GUY 1: Why can’t we skip rope without society judging us?
GUY 2: What if we occasionally beat the crap out of each other?
Boxing is born.
Her + Gravity = 2001: A Space Odyssey
Star Wars is just like regular wars except you fall in love with your sister and your dad chops your arm off.
cost of the ice cream my kid threw a tantrum in the grocery store to get: $5
the look on his face when I ate it for dinner: priceless
Oh sure, when my cat brings you a dead animal it’s because she’s giving you a present, but when I do it, I’m a “psychopath.”

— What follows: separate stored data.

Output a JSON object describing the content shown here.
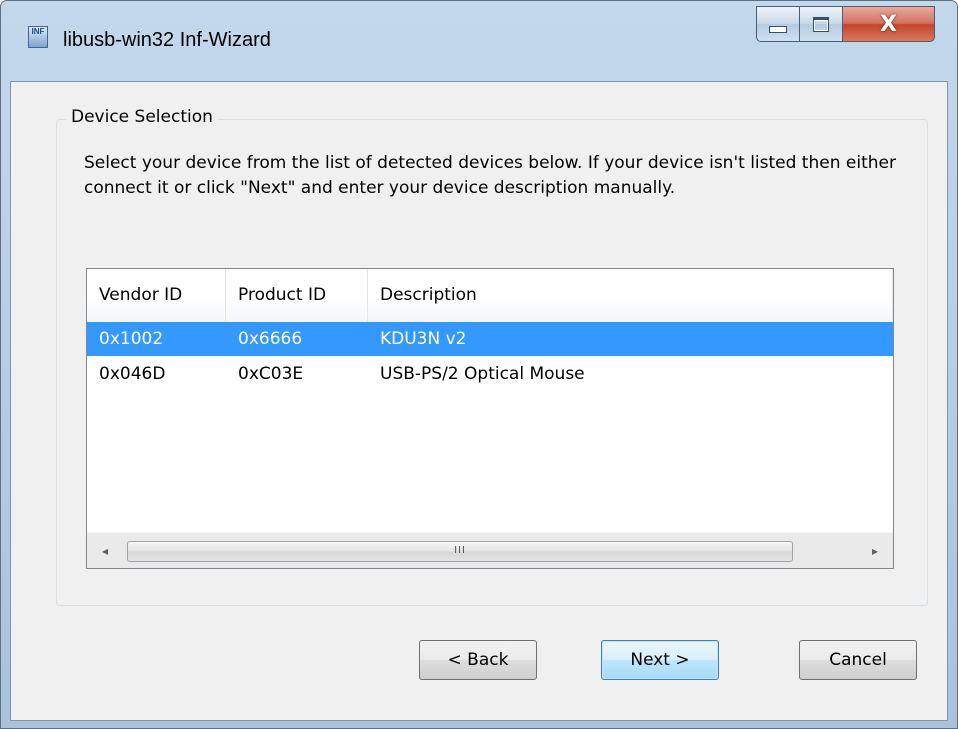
{
  "window": {
    "title": "libusb-win32 Inf-Wizard",
    "icon_text": "INF",
    "controls": {
      "minimize_icon": "minimize-icon",
      "maximize_icon": "maximize-icon",
      "close_icon": "close-icon",
      "close_glyph": "X"
    }
  },
  "group": {
    "legend": "Device Selection",
    "instructions": "Select your device from the list of detected devices below. If your device isn't listed then either connect it or click \"Next\" and enter your device description manually."
  },
  "device_list": {
    "columns": [
      "Vendor ID",
      "Product ID",
      "Description"
    ],
    "rows": [
      {
        "vendor_id": "0x1002",
        "product_id": "0x6666",
        "description": "KDU3N v2",
        "selected": true
      },
      {
        "vendor_id": "0x046D",
        "product_id": "0xC03E",
        "description": "USB-PS/2 Optical Mouse",
        "selected": false
      }
    ],
    "scrollbar": {
      "left_arrow": "◂",
      "right_arrow": "▸",
      "thumb_grip": "III"
    }
  },
  "buttons": {
    "back": "< Back",
    "next": "Next >",
    "cancel": "Cancel"
  },
  "colors": {
    "selection": "#3399ff",
    "dialog_bg": "#f0f0f0",
    "close_button": "#c2452c"
  }
}
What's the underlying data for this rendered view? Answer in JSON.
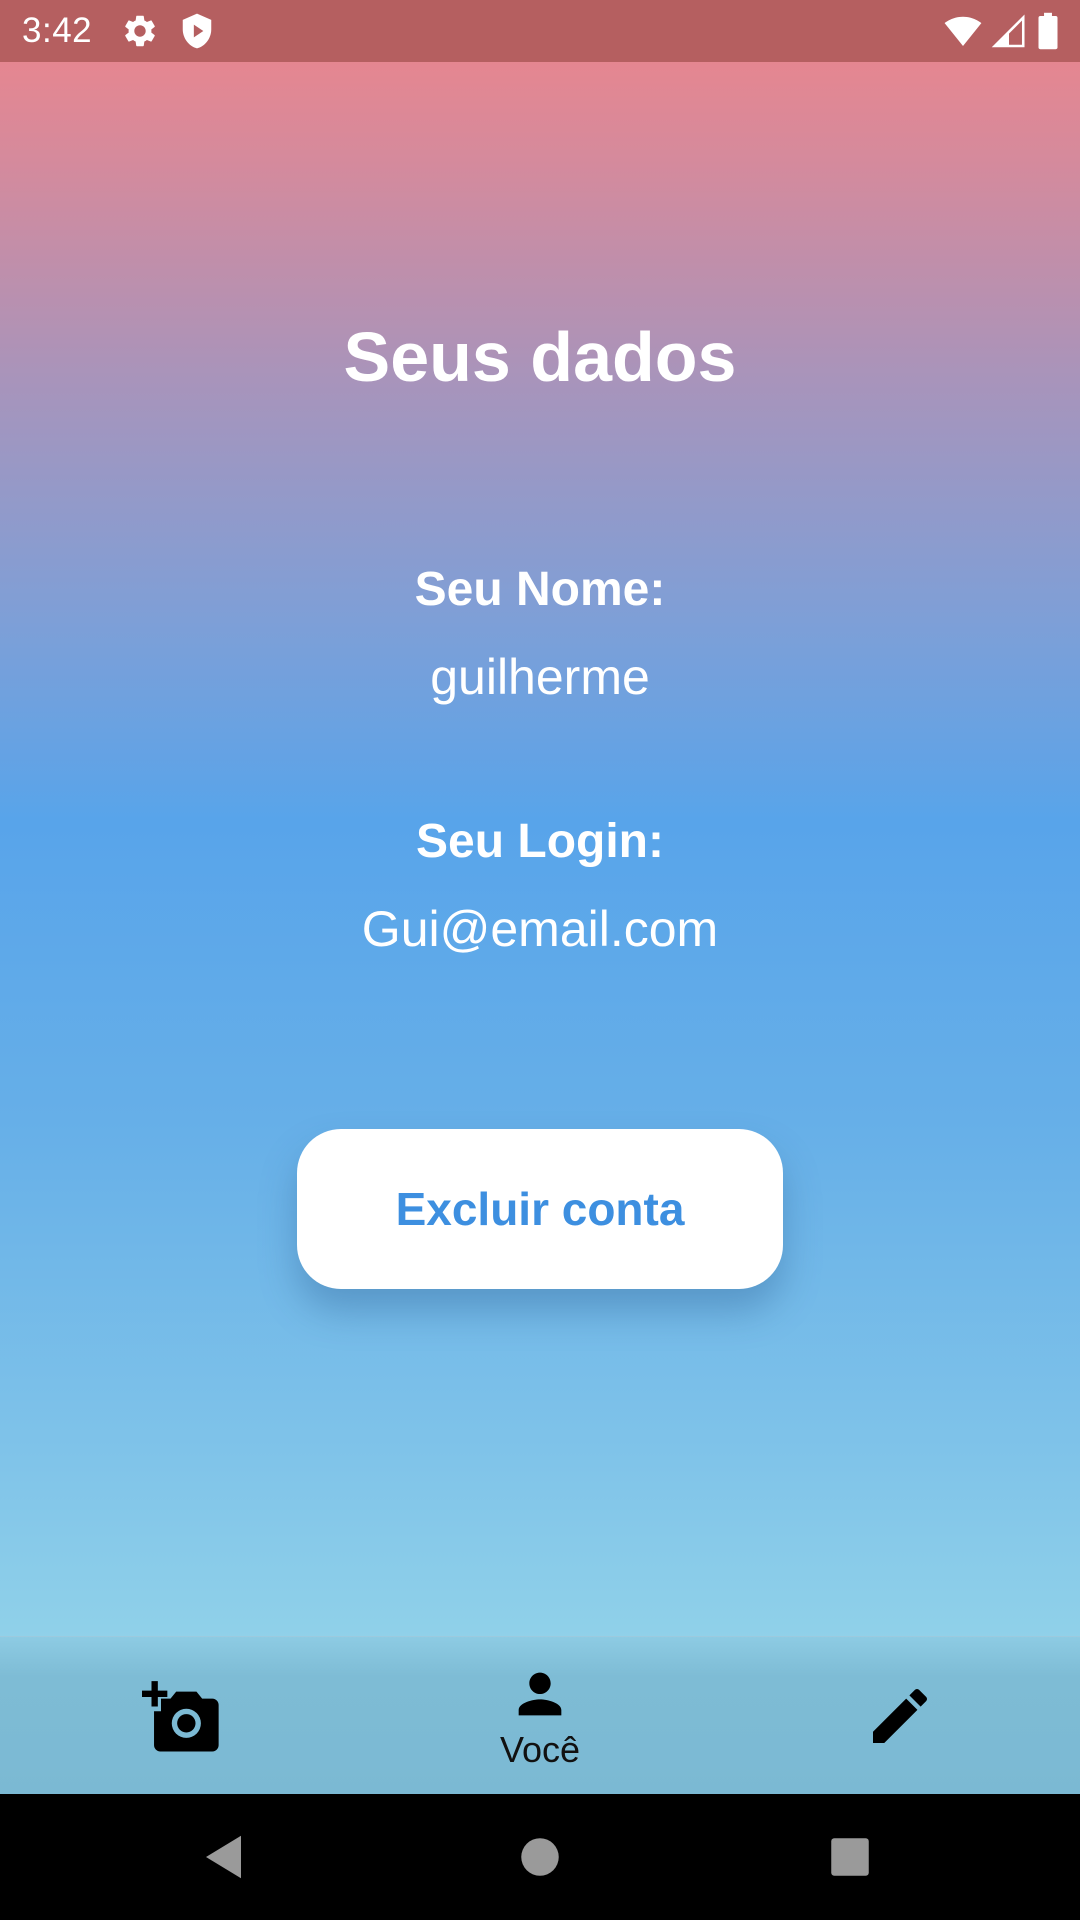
{
  "status_bar": {
    "time": "3:42",
    "icons": [
      "settings-gear-icon",
      "shield-play-icon",
      "wifi-icon",
      "cell-signal-icon",
      "battery-icon"
    ]
  },
  "page": {
    "title": "Seus dados"
  },
  "profile": {
    "name_label": "Seu Nome:",
    "name_value": "guilherme",
    "login_label": "Seu Login:",
    "login_value": "Gui@email.com"
  },
  "actions": {
    "delete_account_label": "Excluir conta"
  },
  "bottom_nav": {
    "items": [
      {
        "icon": "add-photo-icon",
        "label": ""
      },
      {
        "icon": "person-icon",
        "label": "Você"
      },
      {
        "icon": "pencil-edit-icon",
        "label": ""
      }
    ]
  },
  "system_nav": {
    "buttons": [
      "back-icon",
      "home-icon",
      "recents-icon"
    ]
  },
  "colors": {
    "status_bar": "#b55f60",
    "gradient_top": "#ef8489",
    "gradient_mid": "#58a4ea",
    "gradient_bottom": "#92d3e9",
    "button_background": "#ffffff",
    "button_text": "#3d8fe0",
    "text": "#ffffff",
    "nav_background": "#7bb9d3"
  }
}
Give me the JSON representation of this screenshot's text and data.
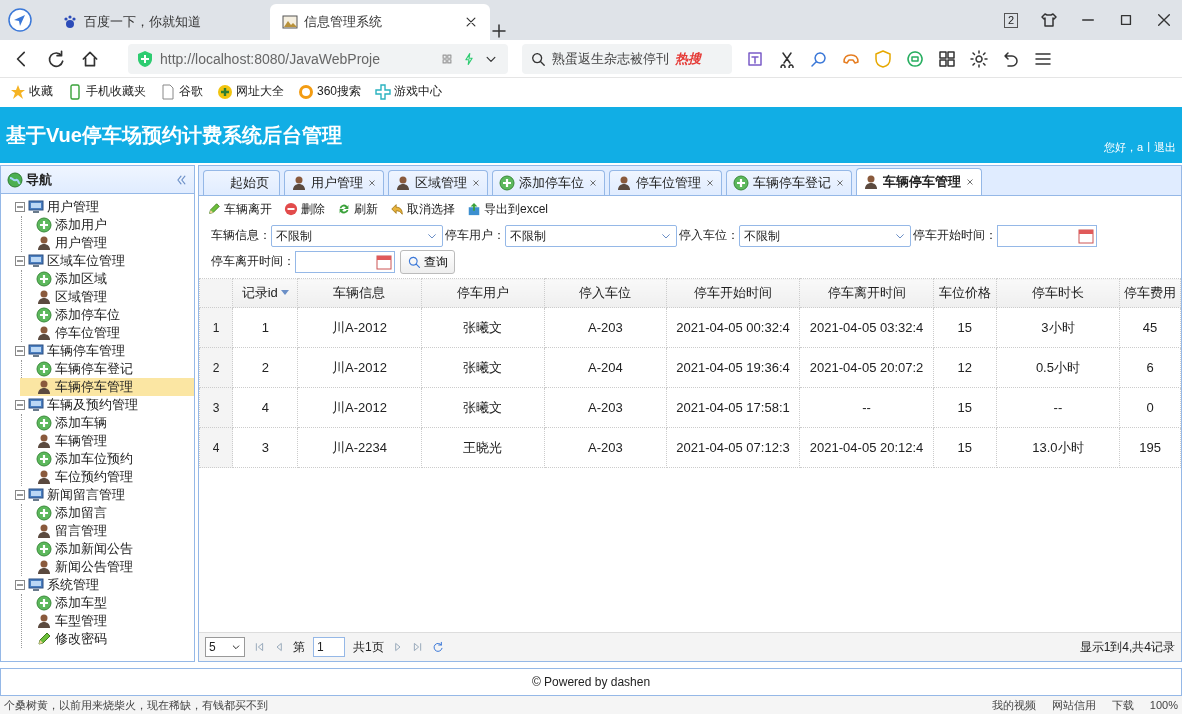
{
  "browser": {
    "tabs": [
      {
        "title": "百度一下，你就知道",
        "selected": false,
        "kind": "paw"
      },
      {
        "title": "信息管理系统",
        "selected": true,
        "kind": "picture"
      }
    ],
    "window_count": "2",
    "url": "http://localhost:8080/JavaWebProje",
    "search_hint": "熟蛋返生杂志被停刊",
    "hot": "热搜",
    "bookmarks": [
      {
        "label": "收藏",
        "kind": "star"
      },
      {
        "label": "手机收藏夹",
        "kind": "phone"
      },
      {
        "label": "谷歌",
        "kind": "page"
      },
      {
        "label": "网址大全",
        "kind": "plus"
      },
      {
        "label": "360搜索",
        "kind": "ring"
      },
      {
        "label": "游戏中心",
        "kind": "cross"
      }
    ]
  },
  "app": {
    "title": "基于Vue停车场预约计费系统后台管理",
    "greeting": "您好，a",
    "separator": "|",
    "logout": "退出"
  },
  "nav": {
    "title": "导航",
    "groups": [
      {
        "label": "用户管理",
        "expanded": true,
        "children": [
          {
            "label": "添加用户",
            "kind": "add",
            "selected": false
          },
          {
            "label": "用户管理",
            "kind": "user",
            "selected": false
          }
        ]
      },
      {
        "label": "区域车位管理",
        "expanded": true,
        "children": [
          {
            "label": "添加区域",
            "kind": "add",
            "selected": false
          },
          {
            "label": "区域管理",
            "kind": "user",
            "selected": false
          },
          {
            "label": "添加停车位",
            "kind": "add",
            "selected": false
          },
          {
            "label": "停车位管理",
            "kind": "user",
            "selected": false
          }
        ]
      },
      {
        "label": "车辆停车管理",
        "expanded": true,
        "children": [
          {
            "label": "车辆停车登记",
            "kind": "add",
            "selected": false
          },
          {
            "label": "车辆停车管理",
            "kind": "user",
            "selected": true
          }
        ]
      },
      {
        "label": "车辆及预约管理",
        "expanded": true,
        "children": [
          {
            "label": "添加车辆",
            "kind": "add",
            "selected": false
          },
          {
            "label": "车辆管理",
            "kind": "user",
            "selected": false
          },
          {
            "label": "添加车位预约",
            "kind": "add",
            "selected": false
          },
          {
            "label": "车位预约管理",
            "kind": "user",
            "selected": false
          }
        ]
      },
      {
        "label": "新闻留言管理",
        "expanded": true,
        "children": [
          {
            "label": "添加留言",
            "kind": "add",
            "selected": false
          },
          {
            "label": "留言管理",
            "kind": "user",
            "selected": false
          },
          {
            "label": "添加新闻公告",
            "kind": "add",
            "selected": false
          },
          {
            "label": "新闻公告管理",
            "kind": "user",
            "selected": false
          }
        ]
      },
      {
        "label": "系统管理",
        "expanded": true,
        "children": [
          {
            "label": "添加车型",
            "kind": "add",
            "selected": false
          },
          {
            "label": "车型管理",
            "kind": "user",
            "selected": false
          },
          {
            "label": "修改密码",
            "kind": "edit",
            "selected": false
          }
        ]
      }
    ]
  },
  "tabs": [
    {
      "label": "起始页",
      "kind": "home",
      "selected": false
    },
    {
      "label": "用户管理",
      "kind": "user",
      "selected": false
    },
    {
      "label": "区域管理",
      "kind": "user",
      "selected": false
    },
    {
      "label": "添加停车位",
      "kind": "add",
      "selected": false
    },
    {
      "label": "停车位管理",
      "kind": "user",
      "selected": false
    },
    {
      "label": "车辆停车登记",
      "kind": "add",
      "selected": false
    },
    {
      "label": "车辆停车管理",
      "kind": "user",
      "selected": true
    }
  ],
  "toolbar": [
    {
      "label": "车辆离开",
      "kind": "edit"
    },
    {
      "label": "删除",
      "kind": "delete"
    },
    {
      "label": "刷新",
      "kind": "refresh"
    },
    {
      "label": "取消选择",
      "kind": "undo"
    },
    {
      "label": "导出到excel",
      "kind": "export"
    }
  ],
  "filters": [
    {
      "label": "车辆信息：",
      "kind": "select",
      "value": "不限制"
    },
    {
      "label": "停车用户：",
      "kind": "select",
      "value": "不限制"
    },
    {
      "label": "停入车位：",
      "kind": "select",
      "value": "不限制"
    },
    {
      "label": "停车开始时间：",
      "kind": "date"
    },
    {
      "label": "停车离开时间：",
      "kind": "date"
    }
  ],
  "query_button": "查询",
  "table": {
    "columns": [
      {
        "label": "记录id",
        "sorted": true
      },
      {
        "label": "车辆信息",
        "sorted": false
      },
      {
        "label": "停车用户",
        "sorted": false
      },
      {
        "label": "停入车位",
        "sorted": false
      },
      {
        "label": "停车开始时间",
        "sorted": false
      },
      {
        "label": "停车离开时间",
        "sorted": false
      },
      {
        "label": "车位价格",
        "sorted": false
      },
      {
        "label": "停车时长",
        "sorted": false
      },
      {
        "label": "停车费用",
        "sorted": false
      }
    ],
    "rows": [
      {
        "number": "1",
        "cells": [
          "1",
          "川A-2012",
          "张曦文",
          "A-203",
          "2021-04-05 00:32:4",
          "2021-04-05 03:32:4",
          "15",
          "3小时",
          "45"
        ]
      },
      {
        "number": "2",
        "cells": [
          "2",
          "川A-2012",
          "张曦文",
          "A-204",
          "2021-04-05 19:36:4",
          "2021-04-05 20:07:2",
          "12",
          "0.5小时",
          "6"
        ]
      },
      {
        "number": "3",
        "cells": [
          "4",
          "川A-2012",
          "张曦文",
          "A-203",
          "2021-04-05 17:58:1",
          "--",
          "15",
          "--",
          "0"
        ]
      },
      {
        "number": "4",
        "cells": [
          "3",
          "川A-2234",
          "王晓光",
          "A-203",
          "2021-04-05 07:12:3",
          "2021-04-05 20:12:4",
          "15",
          "13.0小时",
          "195"
        ]
      }
    ]
  },
  "pager": {
    "page_size": "5",
    "page_prefix": "第",
    "page": "1",
    "page_total": "共1页",
    "summary": "显示1到4,共4记录"
  },
  "footer": "© Powered by dashen",
  "status_bar": {
    "news": "个桑树黄，以前用来烧柴火，现在稀缺，有钱都买不到",
    "items": [
      "我的视频",
      "网站信用",
      "下载"
    ],
    "zoom": "100%"
  }
}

So, if he gets divorced for the third time…
Does Melania get to keep the White House?
i hate i t when girls think im proposing whenever i take the knee at them in protest
boss: can we talk?
me: sure
boss: people are afraid of you because you’re obsessed with the devil
me: okay, first of all his name is lucifer
richard dawkins got owned again. when will this man learn
Cop: So, I’m writing a ticket for driving alone in the car pool lane.
Me: You’re going to feel really stupid when you look in my trunk.
[cool person follows me]
me: ok I gotta bring my A game now it’s only good tweets from here
me 5 mins later: horses r just big dogs ?
are there any atheist mantises?
Ate my wife’s chocolates & said they were coffee flavored because she doesn’t like those but guess what guys they weren’t coffee flavored.
My kids got to meet a fireman at dinner last night. How and why they got to meet a fireman is not important.